Georgia had just allowed Kentucky to tiptoe back into the game with a 75-yard touchdown drive and was clinging to a 5-point lead when Wildcats kicker Joseph Mansour tapped an onside kick that had nearly trickled the necessary 10 yards when he crouched to dive on the loose ball. Only Norman raced to dive on the ball a split second before him, preventing Kentucky from attempting a potential game-winning drive that could have devastated the Georgia program and its fans.

“Connor was heads up to go in there and snatch it and be strong enough to convince the officials that it was his. So it was a huge play,” a relieved Georgia coach Mark Richt said after the game. “It was a lot of huge plays in the game, but Connor did a great job.”

Norman’s heads-up play was unquestionably the highlight for Georgia’s special teams on a night that had its share of low points, as well. And with a high-stakes matchup against No. 2 Florida next weekend, the Bulldogs know they must sharpen their play on every special teams unit this week.

The most glaring concern is probably at place-kicker, as Marshall Morgan missed a potential game-tying PAT in the second quarter, leaving Kentucky ahead 14-13, and chipped a successful 27-yard field goal off the left upright -- the fifth time he has hit the left upright with a kick this season.

“He’s just struggled on the easy ones, really, the extra points. It shouldn’t be that way,” Richt said of Morgan, who has missed four PATs this season. “I think he’s hit the upright more than anybody in the nation, I would think. He’s probably going to set a school record for that -- and he’s made most of them that ricocheted. That one there had to be in just by a fraction.”

The Bulldogs’ questionable decision-making on punts continued as Rhett McGowan failed to catch a punt deep in his own territory and Kentucky downed it at the Georgia 3-yard line. And Malcolm Mitchell -- previously the culprit on some of the questionable decisions on kickoff and punt returns -- nearly made another blunder before Kyle Karempelis stepped in front of his path as he tried to bring a kickoff out of the back of the end zone.

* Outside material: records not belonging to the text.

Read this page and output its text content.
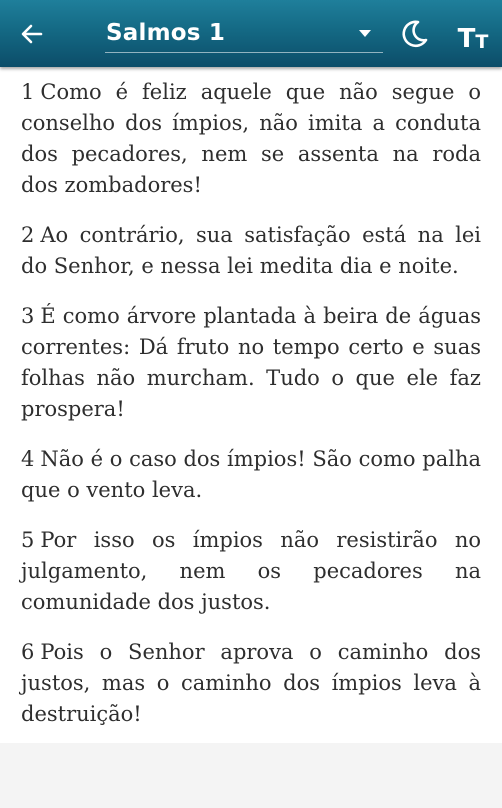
Salmos 1	T T

1 Como é feliz aquele que não segue o conselho dos ímpios, não imita a conduta dos pecadores, nem se assenta na roda dos zombadores!

2 Ao contrário, sua satisfação está na lei do Senhor, e nessa lei medita dia e noite.

3 É como árvore plantada à beira de águas correntes: Dá fruto no tempo certo e suas folhas não murcham. Tudo o que ele faz prospera!

4 Não é o caso dos ímpios! São como palha que o vento leva.

5 Por isso os ímpios não resistirão no julgamento, nem os pecadores na comunidade dos justos.

6 Pois o Senhor aprova o caminho dos justos, mas o caminho dos ímpios leva à destruição!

Given his previous blunders, Mitchell said that is exactly what he wanted Karempelis to do -- even if he threw his hands at his teammate in disgust at the time.

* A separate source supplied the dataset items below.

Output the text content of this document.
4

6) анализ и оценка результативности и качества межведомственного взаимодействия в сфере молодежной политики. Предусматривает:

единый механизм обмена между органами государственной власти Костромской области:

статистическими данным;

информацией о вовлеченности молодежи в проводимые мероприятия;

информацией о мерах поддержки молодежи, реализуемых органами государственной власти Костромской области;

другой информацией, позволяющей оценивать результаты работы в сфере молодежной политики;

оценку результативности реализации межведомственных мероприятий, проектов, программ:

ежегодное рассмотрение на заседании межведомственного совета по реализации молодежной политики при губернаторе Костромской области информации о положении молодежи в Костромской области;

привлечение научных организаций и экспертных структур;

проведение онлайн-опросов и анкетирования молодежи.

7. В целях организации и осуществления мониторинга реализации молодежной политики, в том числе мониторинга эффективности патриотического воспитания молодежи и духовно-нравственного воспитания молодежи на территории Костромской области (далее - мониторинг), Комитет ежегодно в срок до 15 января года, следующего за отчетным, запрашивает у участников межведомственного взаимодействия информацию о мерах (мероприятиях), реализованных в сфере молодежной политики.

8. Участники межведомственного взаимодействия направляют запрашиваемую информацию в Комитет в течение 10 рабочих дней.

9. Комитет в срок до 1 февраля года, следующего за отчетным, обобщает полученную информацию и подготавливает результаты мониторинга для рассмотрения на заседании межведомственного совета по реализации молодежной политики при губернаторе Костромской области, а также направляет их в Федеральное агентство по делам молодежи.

“I said, ‘Listen, I’ve made a lot of bad decisions this year, so just stop me. If you feel I need a stop, just stop me.’ Because I’m not going to disrespect his call and run out,” Mitchell said. “I might be mad with him, but I definitely won’t disrespect his call.”

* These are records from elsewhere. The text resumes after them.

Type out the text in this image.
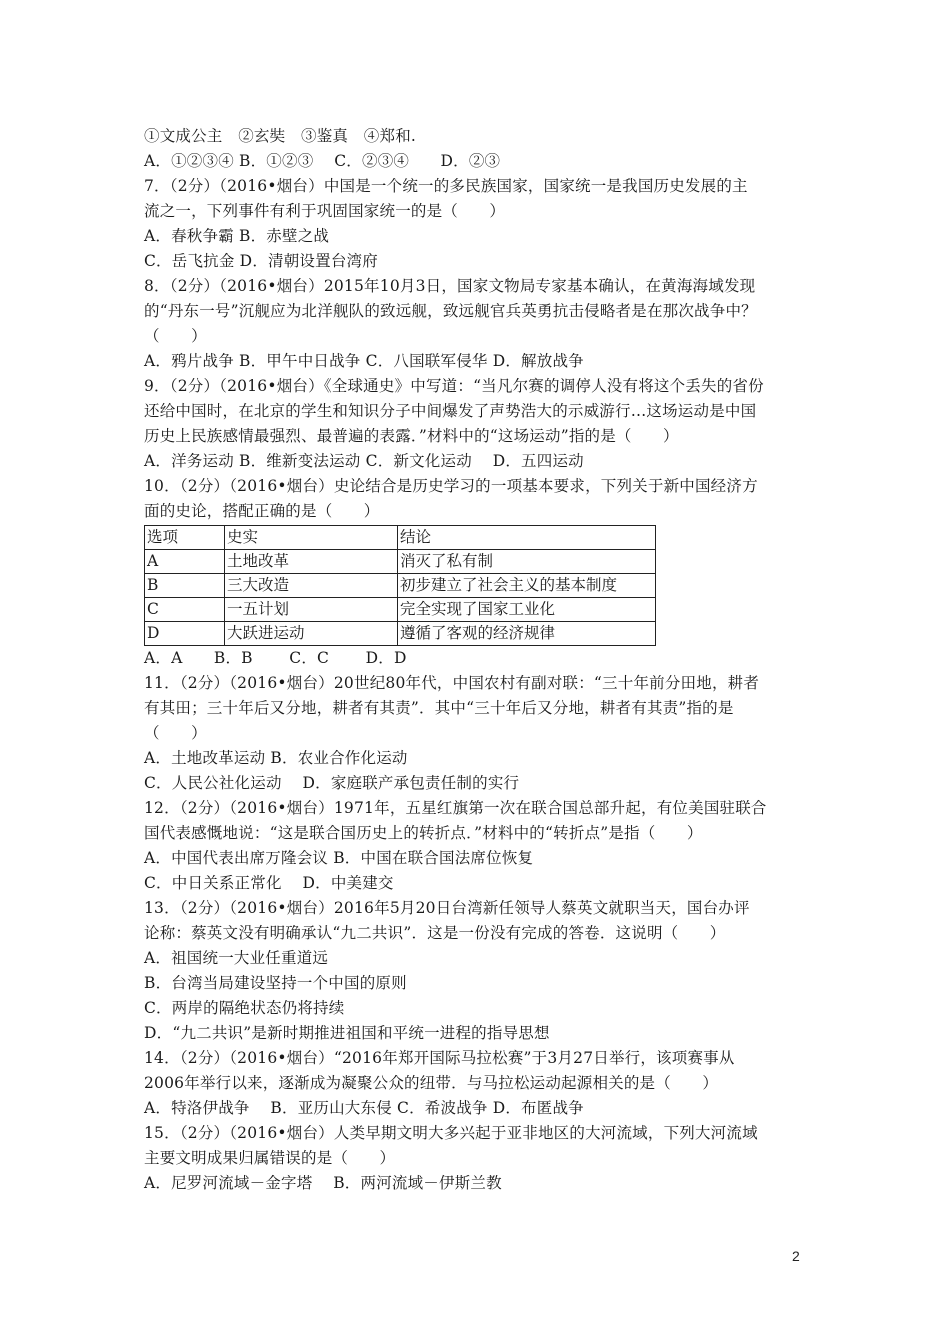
①文成公主　②玄奘　③鉴真　④郑和.
A．①②③④ B．①②③　 C．②③④　　D．②③
7．（2分）（2016•烟台）中国是一个统一的多民族国家，国家统一是我国历史发展的主
流之一，下列事件有利于巩固国家统一的是（　　）
A．春秋争霸 B．赤壁之战
C．岳飞抗金 D．清朝设置台湾府
8．（2分）（2016•烟台）2015年10月3日，国家文物局专家基本确认，在黄海海域发现
的“丹东一号”沉舰应为北洋舰队的致远舰，致远舰官兵英勇抗击侵略者是在那次战争中？
（　　）
A．鸦片战争 B．甲午中日战争 C．八国联军侵华 D．解放战争
9．（2分）（2016•烟台）《全球通史》中写道：“当凡尔赛的调停人没有将这个丢失的省份
还给中国时，在北京的学生和知识分子中间爆发了声势浩大的示威游行…这场运动是中国
历史上民族感情最强烈、最普遍的表露．”材料中的“这场运动”指的是（　　）
A．洋务运动 B．维新变法运动 C．新文化运动　 D．五四运动
10．（2分）（2016•烟台）史论结合是历史学习的一项基本要求，下列关于新中国经济方
面的史论，搭配正确的是（　　）
选项	史实	结论
A	土地改革	消灭了私有制
B	三大改造	初步建立了社会主义的基本制度
C	一五计划	完全实现了国家工业化
D	大跃进运动	遵循了客观的经济规律
A．A　　B．B　　 C．C　　 D．D
11．（2分）（2016•烟台）20世纪80年代，中国农村有副对联：“三十年前分田地，耕者
有其田；三十年后又分地，耕者有其责”．其中“三十年后又分地，耕者有其责”指的是
（　　）
A．土地改革运动 B．农业合作化运动
C．人民公社化运动　 D．家庭联产承包责任制的实行
12．（2分）（2016•烟台）1971年，五星红旗第一次在联合国总部升起，有位美国驻联合
国代表感慨地说：“这是联合国历史上的转折点．”材料中的“转折点”是指（　　）
A．中国代表出席万隆会议 B．中国在联合国法席位恢复
C．中日关系正常化　 D．中美建交
13．（2分）（2016•烟台）2016年5月20日台湾新任领导人蔡英文就职当天，国台办评
论称：蔡英文没有明确承认“九二共识”．这是一份没有完成的答卷．这说明（　　）
A．祖国统一大业任重道远
B．台湾当局建设坚持一个中国的原则
C．两岸的隔绝状态仍将持续
D．“九二共识”是新时期推进祖国和平统一进程的指导思想
14．（2分）（2016•烟台）“2016年郑开国际马拉松赛”于3月27日举行，该项赛事从
2006年举行以来，逐渐成为凝聚公众的纽带．与马拉松运动起源相关的是（　　）
A．特洛伊战争　 B．亚历山大东侵 C．希波战争 D．布匿战争
15．（2分）（2016•烟台）人类早期文明大多兴起于亚非地区的大河流域，下列大河流域
主要文明成果归属错误的是（　　）
A．尼罗河流域－金字塔　 B．两河流域－伊斯兰教
2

Perhaps that play is a sign of some progress, as Mitchell at least allowed Karempelis to prevent him from making another potentially bad decision.

“I told him make his call no matter how I react because sometimes my mind is cloudy,” Mitchell said. “You’ll be back there and think, ‘I’m fixing to take this home. I want a 109-yard return.’ You think all types of crazy stuff. I’ll be like, ‘Look, just stop me if you think I don’t need to take it out.’ ”

Georgia's Kosta Vavlas was also flagged for an illegal shift that wiped out a 33-yard fake-punt run by Mitchell that would have given Georgia a first down at the Kentucky 21 in the third quarter.

Kentucky did Georgia a favor with a special-teams mistake of its own when the Wildcats allowed a fourth-quarter Bulldogs drive to continue by crashing into punter Collin Barber on a kick. The first down for running into the kicker gave the Bulldogs a first down and they eventually capitalized on that opportunity with a touchdown that put them ahead 29-17 with 7:51 to play.

But the sloppy decision-making and other errors continue an ominous trend as the Bulldogs prepare to face Florida. The Gators used a 99-yard kickoff return touchdown by Jeff Demps and a 63-yard return by Andre Debose to score 10 points in Florida's 24-20 loss last season and benefited from two missed field goals by Bulldogs kicker Blair Walsh.

Georgia will enter the rematch as a decided underdog, so the Bulldogs know they can’t afford to continue with the lapses in the kicking game.

They have rotated several punt returners, searching for improved decision-making, yet the problems persist. And Morgan’s ongoing kicking issues leave Richt scratching his head.

“You practice and it just goes like clockwork and you think you’ve got it solved and then you get in the game and he pulls it a little bit,” Richt said.